Last week I participated in the third Marrakech Security Forum which this year focused on “Issues and security consequences of transition in North Africa”. It also included several panels on the consequences for the Sahel region, as well as the problem of drugs trafficking in West Africa. In this well-ordered event organized by Federation Africaine Des etudes Strategiques/Centre Marocain des Etudes Strategiques there were participants from some 50 countries, about 120 men but only 10 women, clearly indicating the male biased interest in the security business. Participants came chiefly from the MENA region but to quite some extent also from francophone Africa south of the Sahara. It was a crowd of senior diplomats, high rank militaries and professors. It appeared that everyone was a director of one institute or another other. There were naturally also a number of Europeans and Americans. Many of the more than hundred, too brief, presentations were quite general statements on the political situation in North Africa and in the Sahel region. Interestingly U.S. officials and academics choose to humbly downplay the U.S. role in Africa in the years to come, except for in a few strategic countries. French officials raised concern over the situation in Algeria and also talked about the situation in the Sahel as “war” and showed concern for the increasing interconnectedness of militant Islamist groups in the region and all the way down to Nigeria. Participants from Africa South of the Sahara gave quite divergent views on the possibilities of an “African spring”, but the Sahelialists were equally afraid of developments around AQIM, Boko Haram and other radical groups.

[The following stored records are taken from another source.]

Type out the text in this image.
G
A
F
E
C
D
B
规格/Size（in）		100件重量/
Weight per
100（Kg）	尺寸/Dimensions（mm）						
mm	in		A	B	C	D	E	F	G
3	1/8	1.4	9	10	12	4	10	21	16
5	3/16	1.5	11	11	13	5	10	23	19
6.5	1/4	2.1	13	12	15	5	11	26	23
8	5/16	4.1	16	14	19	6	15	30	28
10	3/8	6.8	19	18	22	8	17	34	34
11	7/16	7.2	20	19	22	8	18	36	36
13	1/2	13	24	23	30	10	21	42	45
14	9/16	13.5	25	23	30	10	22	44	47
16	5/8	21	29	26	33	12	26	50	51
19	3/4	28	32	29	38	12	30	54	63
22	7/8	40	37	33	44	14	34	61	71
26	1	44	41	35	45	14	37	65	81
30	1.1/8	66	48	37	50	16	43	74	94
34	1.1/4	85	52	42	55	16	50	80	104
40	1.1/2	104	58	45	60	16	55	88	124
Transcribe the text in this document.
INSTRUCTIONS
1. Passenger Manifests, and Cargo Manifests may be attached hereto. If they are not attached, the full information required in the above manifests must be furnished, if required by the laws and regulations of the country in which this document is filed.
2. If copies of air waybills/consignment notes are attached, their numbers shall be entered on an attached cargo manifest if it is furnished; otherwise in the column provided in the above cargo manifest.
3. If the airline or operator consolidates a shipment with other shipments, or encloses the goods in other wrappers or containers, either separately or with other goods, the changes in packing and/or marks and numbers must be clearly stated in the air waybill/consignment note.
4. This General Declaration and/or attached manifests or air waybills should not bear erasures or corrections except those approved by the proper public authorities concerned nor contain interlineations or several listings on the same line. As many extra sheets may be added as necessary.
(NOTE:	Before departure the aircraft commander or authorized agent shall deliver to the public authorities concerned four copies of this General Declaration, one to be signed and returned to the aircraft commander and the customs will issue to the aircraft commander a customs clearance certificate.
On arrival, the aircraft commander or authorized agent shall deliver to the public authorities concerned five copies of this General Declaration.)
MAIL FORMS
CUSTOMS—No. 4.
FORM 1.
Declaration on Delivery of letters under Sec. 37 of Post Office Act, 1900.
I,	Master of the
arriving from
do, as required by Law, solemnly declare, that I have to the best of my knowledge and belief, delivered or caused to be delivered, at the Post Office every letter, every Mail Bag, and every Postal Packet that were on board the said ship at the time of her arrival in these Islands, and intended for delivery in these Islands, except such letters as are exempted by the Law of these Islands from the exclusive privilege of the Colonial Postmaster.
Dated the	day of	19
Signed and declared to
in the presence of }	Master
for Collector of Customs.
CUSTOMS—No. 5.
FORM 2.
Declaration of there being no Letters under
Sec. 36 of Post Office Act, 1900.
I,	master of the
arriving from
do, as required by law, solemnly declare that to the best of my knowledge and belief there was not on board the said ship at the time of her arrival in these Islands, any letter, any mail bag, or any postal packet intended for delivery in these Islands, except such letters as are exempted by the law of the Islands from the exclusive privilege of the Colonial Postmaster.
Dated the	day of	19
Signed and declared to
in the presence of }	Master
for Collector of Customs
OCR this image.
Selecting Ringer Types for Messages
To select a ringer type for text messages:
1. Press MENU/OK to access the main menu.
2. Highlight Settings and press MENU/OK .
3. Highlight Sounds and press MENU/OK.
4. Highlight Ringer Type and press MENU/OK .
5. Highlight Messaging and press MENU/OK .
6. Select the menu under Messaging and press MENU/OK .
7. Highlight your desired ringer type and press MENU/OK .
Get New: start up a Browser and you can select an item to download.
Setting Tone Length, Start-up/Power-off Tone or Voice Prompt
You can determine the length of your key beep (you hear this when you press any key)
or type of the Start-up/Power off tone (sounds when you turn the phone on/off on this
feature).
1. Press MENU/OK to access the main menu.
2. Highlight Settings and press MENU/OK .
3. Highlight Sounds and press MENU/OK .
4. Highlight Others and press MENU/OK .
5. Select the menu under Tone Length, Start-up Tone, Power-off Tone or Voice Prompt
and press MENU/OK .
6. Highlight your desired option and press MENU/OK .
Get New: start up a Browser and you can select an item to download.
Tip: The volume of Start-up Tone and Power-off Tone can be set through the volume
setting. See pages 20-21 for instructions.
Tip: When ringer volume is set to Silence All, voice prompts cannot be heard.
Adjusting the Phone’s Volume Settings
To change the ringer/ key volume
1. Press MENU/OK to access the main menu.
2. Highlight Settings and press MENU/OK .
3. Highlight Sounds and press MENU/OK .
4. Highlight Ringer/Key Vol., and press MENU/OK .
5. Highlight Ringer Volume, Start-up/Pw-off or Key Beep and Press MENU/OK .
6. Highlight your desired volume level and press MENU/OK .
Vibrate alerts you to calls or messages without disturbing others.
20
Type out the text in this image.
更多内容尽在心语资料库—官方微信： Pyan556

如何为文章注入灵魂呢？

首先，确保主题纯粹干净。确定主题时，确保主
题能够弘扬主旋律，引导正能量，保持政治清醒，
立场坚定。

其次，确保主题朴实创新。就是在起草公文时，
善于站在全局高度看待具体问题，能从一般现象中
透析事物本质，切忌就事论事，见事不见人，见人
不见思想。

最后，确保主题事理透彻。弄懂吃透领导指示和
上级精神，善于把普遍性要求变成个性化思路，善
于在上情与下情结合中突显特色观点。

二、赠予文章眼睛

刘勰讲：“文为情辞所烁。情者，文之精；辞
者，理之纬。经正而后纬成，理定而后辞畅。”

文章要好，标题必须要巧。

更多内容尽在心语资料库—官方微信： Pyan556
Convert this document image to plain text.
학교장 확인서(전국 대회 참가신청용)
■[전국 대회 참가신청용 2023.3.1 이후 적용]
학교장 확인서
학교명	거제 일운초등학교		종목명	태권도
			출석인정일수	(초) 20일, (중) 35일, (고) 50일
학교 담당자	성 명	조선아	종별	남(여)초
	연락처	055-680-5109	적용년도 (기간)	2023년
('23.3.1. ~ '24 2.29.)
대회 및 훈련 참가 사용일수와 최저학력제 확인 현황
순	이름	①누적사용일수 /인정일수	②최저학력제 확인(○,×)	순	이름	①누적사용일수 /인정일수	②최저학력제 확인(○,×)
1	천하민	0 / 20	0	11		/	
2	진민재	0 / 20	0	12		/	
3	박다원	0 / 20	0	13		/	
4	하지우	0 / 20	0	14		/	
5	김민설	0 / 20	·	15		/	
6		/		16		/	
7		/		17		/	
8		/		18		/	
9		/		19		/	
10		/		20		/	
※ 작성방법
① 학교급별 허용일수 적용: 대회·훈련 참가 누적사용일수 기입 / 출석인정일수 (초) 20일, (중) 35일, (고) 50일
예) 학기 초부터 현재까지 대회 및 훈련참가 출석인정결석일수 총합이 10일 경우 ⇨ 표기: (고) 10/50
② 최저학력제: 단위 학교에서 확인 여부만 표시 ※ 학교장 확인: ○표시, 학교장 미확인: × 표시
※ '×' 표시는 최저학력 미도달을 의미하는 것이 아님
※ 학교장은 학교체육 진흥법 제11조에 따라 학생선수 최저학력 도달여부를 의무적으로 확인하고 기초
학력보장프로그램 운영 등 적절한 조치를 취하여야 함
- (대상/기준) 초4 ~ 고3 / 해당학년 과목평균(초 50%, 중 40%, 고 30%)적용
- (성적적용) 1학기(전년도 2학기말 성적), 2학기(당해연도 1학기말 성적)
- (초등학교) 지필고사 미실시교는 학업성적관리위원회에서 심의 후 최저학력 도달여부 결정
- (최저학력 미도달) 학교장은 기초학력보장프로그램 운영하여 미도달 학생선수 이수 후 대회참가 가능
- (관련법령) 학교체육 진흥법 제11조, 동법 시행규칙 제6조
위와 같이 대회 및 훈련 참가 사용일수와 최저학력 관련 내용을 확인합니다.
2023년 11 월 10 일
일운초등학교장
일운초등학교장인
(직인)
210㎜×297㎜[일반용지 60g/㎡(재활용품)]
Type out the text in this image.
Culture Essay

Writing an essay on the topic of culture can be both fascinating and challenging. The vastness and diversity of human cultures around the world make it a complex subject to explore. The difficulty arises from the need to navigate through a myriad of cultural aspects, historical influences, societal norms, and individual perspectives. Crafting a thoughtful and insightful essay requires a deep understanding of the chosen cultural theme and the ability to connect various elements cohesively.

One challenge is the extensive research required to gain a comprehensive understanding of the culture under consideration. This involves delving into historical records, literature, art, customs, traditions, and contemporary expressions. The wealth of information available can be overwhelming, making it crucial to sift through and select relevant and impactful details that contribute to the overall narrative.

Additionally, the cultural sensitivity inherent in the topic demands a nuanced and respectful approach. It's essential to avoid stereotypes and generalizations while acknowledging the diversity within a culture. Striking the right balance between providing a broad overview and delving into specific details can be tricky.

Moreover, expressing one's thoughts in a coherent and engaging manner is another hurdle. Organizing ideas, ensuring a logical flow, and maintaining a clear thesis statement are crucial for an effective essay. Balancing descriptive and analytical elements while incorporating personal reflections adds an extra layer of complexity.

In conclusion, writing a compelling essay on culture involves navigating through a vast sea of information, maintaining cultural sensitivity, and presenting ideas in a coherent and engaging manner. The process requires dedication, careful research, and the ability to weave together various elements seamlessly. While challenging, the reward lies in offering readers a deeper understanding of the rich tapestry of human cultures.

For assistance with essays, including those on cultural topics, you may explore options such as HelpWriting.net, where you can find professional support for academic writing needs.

I gave a broad talk on radicalization in West Africa:
On sporadic radicalism
presentation at the 3rd edition of the Marrakech Security Forum, January 19-22 2012
This month marks 20 years since I first went to Sierra Leone. For the past 15 years I have conducted research on rebel soldiers and militia in Sierra Leone and Liberia. My predominant focus has been on rank and file soldiers, but also more recently on mid-level commanders, a few even trained in Benghazi, Libya under the Gaddafi regime, during the second half of the 1980s. I have also worked a bit on Somalia; mainly focusing on big businessmen who have become wealthy during the war in that country, but also on supporters of al Shabaab. I will spend only a few minutes of your time today as I have chiefly one observation to add to what others have already said during the conference. My observation has implication of how we perceive and deal with groups such as AQIM in the Sahel. I am interested in extremism, political and or religious; Christian and Muslim alike. From an analytic perspective I think we should be careful to separate them.
I have a particular research interest in radical groups of predominantly young men – part of what others here at the conference called the youth bulge, but which for social and political realities on the ground make sense only if we include “youth” well into their thirties (as I and others have argued elsewhere). My experience working with radical rebel elements is that political agendas are secondary to the vast majority. The reason for joining such movements is rather a hunt for fresh social turf, or social platforms; aiming for social mobility and escaping socio-economic marginality. I want to stress that economic motives are not a sufficient explanation. Young people become revolutionary or radical because they want to escape “social death” (ref. Ghassan Hage) – death before dying – experiencing no possibilities of living a worthy life, and thus radically shift their own private life predicament, by the usage of violence and at times radical political rhetoric.
Many are indeed resentful of national leadership and commonly also local leaders. They urge to see rapid social change and consider radical movements, such as rebel groups or militant religious groups as the only opportunity. This goes for rebel groups such as RUF in Sierra Leone, but also for al Shabaab in Somalia or AQIM in the Sahel. BUT they are sporadically radical, the title of a paper that I am currently writing together with Danish anthropologist Henrik Vigh. They are radical for the moment, as there is an opportunity for it – but it ought not to be seen as a constant. That is also a partial reason why we see business and military action hand in hand. Mining, trafficking of drugs or contraband cigarettes, or migrants is as much part of the deal as is for instance religion.
Joining rebel groups is equally about finding security for self and family, but it is most often also a question of morals. It is about contesting the low morals of a dominant other, a national political leadership. That is nothing new as such; we need just to look at historical sources from northern Nigeria, as Murray Last has done, pointing out that Islam has been radicalized over the centuries since it arrived to that region – it has been cyclical. Radical Islam, just as radical version of Christianity come and go, wax and wane and is to quite some extent a, at times, violent commentary on a particular political geography. The current active Boko Haram easily comes to mind, but also semi-formalized groups of Christian and Muslim radicals in other Nigerian cities such as Jos. If we push members of these groups too hard with military, other forms of violence or structural action they have little chance of political reversal, and will no longer be sporadically radical, but enter a state of chronic radicalism as seen in many places across the world today.
Instead we need to work towards the creation of alternative social and, but not only, economic opportunity structures for young marginal citizens whether in Sierra Leone, Somalia or Mali so as they will not see radical movements as their only path to escape social death; you may suggest that they are radically confused (indoctrinated and what not), but they are also in a radical way trying to escape social death.